Tablet PCs have an intriguing origin story. Some sources claim that patents for the first renditions of such a machine date back to the late 19th century. Of course, these machines relied on mechanisms and focused solely on transferring penned movements to a separate written format. While this provides for a great image into the deep roots of the tablet movement, more modern predecessors shared similarities with the powerful operating machines of today’s market.
Long before the best Android tablet or similar competitors claimed the attention of the economy, low tech versions were considered by computer scientists and companies alike. Alan Kay is seen as one of the influential figures in tablet theory. His proposals and outlines detailed a “slate” computer marketed directly for children. With the creation of such a project, Kay expected a revolution in educational practices. Unfortunately his tablet, named the Dynabook, never went into production due to technological limitations after the initial research and publications on the subject were released in 1968.
The 1980s and 1990s saw several competitors try again at creating a tablet PC. Apple worked towards a retail ready platform with the Apple Newton line of devices. Later, the popular gaming company Atari offered a variant on the tablet with many relatively high tech features. While this project was demonstrated in open sessions, it never passed the research and development phase. Other major names, including Linux and Intel, would work towards a fully functional tablet PC, but none would have the success of later offerings that took advantage of Android-based services and other platforms.
The Modern Renaissance
Over recent years, modern tablets have sparked a massive amount of demand from the consumer base. These tablets often allow for highly customizable features and access to a multitude of apps. By using the Android’s “Play” store or other such similar offerings, users can add many services and functionalities to a tablet device. Social networking, businesses services, multimedia features, and many other downloadable programs can all drastically alter a stock tablet.

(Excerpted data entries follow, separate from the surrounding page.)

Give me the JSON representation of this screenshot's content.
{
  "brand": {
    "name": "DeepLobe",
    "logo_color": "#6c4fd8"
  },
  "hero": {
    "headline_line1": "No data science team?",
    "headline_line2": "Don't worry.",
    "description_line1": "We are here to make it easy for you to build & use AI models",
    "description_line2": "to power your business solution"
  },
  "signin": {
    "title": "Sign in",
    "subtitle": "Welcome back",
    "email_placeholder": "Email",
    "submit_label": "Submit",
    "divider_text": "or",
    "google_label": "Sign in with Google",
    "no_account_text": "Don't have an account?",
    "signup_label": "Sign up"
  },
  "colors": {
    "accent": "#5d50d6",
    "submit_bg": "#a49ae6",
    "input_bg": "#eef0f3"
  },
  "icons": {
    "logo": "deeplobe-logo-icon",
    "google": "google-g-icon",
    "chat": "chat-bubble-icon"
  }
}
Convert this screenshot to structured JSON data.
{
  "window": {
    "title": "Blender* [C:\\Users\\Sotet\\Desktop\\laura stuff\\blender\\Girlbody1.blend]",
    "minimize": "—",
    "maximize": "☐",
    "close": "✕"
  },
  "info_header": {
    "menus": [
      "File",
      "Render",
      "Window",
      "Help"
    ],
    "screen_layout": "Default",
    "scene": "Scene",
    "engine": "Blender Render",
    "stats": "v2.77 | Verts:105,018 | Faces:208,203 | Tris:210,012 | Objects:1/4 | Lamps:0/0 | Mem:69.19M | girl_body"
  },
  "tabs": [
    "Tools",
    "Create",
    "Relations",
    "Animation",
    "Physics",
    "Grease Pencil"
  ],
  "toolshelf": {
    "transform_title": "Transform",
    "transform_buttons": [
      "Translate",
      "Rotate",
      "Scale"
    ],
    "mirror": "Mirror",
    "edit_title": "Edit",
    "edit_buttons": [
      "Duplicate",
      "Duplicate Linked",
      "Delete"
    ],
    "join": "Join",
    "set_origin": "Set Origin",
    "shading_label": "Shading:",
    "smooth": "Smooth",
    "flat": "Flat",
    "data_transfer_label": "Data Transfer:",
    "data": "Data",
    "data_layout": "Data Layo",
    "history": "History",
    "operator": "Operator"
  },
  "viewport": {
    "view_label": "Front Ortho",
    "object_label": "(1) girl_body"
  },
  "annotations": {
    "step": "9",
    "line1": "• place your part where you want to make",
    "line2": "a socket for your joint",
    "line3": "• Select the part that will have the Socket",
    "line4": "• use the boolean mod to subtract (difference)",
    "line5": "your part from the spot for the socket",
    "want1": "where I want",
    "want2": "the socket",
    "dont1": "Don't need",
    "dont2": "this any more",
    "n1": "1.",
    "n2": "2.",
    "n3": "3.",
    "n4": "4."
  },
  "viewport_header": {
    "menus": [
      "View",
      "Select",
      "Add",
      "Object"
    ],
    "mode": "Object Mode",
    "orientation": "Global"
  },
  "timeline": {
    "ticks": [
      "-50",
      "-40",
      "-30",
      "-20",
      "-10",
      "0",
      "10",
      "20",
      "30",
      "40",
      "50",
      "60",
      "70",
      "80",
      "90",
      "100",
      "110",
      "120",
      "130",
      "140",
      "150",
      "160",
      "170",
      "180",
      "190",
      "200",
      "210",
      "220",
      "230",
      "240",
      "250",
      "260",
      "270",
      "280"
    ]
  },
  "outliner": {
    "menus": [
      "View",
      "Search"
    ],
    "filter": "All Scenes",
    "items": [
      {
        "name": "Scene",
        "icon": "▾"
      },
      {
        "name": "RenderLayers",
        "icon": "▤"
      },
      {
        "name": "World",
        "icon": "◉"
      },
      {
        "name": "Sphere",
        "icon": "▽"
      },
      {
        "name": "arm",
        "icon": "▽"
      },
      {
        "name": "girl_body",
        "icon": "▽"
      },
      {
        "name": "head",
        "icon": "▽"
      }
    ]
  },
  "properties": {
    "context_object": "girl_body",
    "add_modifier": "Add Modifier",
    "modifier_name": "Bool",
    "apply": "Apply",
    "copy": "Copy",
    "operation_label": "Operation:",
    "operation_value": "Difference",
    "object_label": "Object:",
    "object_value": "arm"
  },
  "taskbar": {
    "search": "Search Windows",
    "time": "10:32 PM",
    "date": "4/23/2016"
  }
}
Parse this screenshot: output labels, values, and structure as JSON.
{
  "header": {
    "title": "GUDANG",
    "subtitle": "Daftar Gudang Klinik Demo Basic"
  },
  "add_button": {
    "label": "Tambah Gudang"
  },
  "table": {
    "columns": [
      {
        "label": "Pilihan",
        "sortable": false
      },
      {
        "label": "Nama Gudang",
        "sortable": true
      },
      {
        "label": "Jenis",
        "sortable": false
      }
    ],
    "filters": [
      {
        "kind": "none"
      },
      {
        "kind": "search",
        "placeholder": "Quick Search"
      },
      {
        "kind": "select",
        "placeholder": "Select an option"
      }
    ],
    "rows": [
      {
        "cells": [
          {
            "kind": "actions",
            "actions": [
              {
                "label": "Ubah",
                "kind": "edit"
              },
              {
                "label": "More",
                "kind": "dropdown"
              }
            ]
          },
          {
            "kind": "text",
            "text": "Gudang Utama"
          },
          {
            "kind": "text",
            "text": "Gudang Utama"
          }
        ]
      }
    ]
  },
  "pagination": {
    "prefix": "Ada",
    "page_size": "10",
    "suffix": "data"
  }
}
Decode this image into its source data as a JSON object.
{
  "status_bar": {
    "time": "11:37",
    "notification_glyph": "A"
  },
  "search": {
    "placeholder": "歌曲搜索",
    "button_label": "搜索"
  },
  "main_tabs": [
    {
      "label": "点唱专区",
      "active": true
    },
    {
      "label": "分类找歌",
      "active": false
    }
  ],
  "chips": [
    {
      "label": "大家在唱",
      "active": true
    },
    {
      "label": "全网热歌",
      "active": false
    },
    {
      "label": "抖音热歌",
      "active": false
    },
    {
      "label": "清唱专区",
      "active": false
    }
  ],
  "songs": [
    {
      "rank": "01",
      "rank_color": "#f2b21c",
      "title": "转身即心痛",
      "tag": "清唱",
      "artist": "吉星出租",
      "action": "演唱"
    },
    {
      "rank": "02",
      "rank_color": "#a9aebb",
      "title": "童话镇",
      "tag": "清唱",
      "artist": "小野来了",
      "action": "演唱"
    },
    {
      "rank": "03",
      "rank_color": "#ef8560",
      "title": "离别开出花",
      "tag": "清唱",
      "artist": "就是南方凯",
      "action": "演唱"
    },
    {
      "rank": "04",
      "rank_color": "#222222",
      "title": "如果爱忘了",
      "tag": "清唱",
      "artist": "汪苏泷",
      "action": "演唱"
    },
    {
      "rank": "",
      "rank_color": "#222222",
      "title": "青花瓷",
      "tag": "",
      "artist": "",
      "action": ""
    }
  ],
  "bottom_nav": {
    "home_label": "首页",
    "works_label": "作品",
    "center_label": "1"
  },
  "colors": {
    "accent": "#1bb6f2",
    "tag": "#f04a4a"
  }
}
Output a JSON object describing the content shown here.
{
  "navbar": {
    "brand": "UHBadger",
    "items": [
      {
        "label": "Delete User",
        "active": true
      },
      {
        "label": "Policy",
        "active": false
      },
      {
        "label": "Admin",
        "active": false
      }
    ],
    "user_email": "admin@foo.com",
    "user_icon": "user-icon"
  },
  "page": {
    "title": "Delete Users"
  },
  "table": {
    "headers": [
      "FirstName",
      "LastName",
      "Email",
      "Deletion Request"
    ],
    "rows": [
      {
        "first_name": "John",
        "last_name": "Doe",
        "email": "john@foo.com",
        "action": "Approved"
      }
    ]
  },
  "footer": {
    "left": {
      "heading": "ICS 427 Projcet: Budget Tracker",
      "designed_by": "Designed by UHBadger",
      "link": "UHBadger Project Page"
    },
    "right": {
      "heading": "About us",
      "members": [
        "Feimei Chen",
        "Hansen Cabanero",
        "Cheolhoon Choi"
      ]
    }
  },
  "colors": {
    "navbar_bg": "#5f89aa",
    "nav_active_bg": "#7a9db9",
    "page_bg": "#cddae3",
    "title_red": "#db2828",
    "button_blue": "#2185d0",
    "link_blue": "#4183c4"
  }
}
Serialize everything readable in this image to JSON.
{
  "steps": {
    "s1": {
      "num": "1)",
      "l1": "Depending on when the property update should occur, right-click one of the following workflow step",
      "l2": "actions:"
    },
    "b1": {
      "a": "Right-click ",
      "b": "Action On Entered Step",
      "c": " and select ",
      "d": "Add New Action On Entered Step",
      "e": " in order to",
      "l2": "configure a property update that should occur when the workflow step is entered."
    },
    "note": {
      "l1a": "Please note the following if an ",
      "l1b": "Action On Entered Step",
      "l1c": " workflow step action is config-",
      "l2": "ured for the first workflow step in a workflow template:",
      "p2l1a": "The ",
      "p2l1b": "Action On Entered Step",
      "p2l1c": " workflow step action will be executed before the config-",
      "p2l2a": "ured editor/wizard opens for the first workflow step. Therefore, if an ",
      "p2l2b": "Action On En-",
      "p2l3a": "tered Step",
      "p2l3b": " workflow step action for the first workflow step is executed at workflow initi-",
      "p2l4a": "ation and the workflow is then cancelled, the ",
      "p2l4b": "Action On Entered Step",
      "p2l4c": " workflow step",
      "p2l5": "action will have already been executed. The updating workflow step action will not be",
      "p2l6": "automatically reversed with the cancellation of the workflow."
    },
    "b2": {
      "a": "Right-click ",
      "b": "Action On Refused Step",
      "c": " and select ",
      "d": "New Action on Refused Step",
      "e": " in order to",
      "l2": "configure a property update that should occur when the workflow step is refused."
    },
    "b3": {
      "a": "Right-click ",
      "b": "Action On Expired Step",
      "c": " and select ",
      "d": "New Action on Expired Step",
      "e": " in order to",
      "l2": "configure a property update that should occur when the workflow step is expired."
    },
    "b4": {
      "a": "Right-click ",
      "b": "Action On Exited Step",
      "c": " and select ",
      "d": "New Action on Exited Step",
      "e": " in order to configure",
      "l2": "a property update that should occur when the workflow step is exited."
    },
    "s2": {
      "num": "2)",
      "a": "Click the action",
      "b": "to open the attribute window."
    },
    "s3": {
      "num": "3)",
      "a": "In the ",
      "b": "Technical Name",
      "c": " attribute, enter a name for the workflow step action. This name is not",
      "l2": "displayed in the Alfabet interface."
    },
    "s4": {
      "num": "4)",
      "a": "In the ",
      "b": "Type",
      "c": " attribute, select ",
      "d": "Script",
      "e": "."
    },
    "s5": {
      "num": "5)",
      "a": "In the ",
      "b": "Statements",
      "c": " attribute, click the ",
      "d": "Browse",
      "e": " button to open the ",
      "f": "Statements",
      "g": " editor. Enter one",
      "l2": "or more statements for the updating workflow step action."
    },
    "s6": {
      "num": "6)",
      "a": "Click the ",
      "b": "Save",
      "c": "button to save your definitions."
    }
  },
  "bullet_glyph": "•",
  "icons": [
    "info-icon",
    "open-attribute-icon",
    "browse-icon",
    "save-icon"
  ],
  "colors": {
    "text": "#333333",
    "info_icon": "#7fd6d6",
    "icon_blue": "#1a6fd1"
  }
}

As far as growth and market share, Android centric devices are currently leading the way. A recent study done by IDC, a tech based information and communications firm, shows that Android tablets claim a share that covers over 56 percent of the market. This growth has been driven heavily by Google’s open approach to working with Android developers. By covering a wide array of devices, users are able to tailor a purchase specifically to their requirements and needs.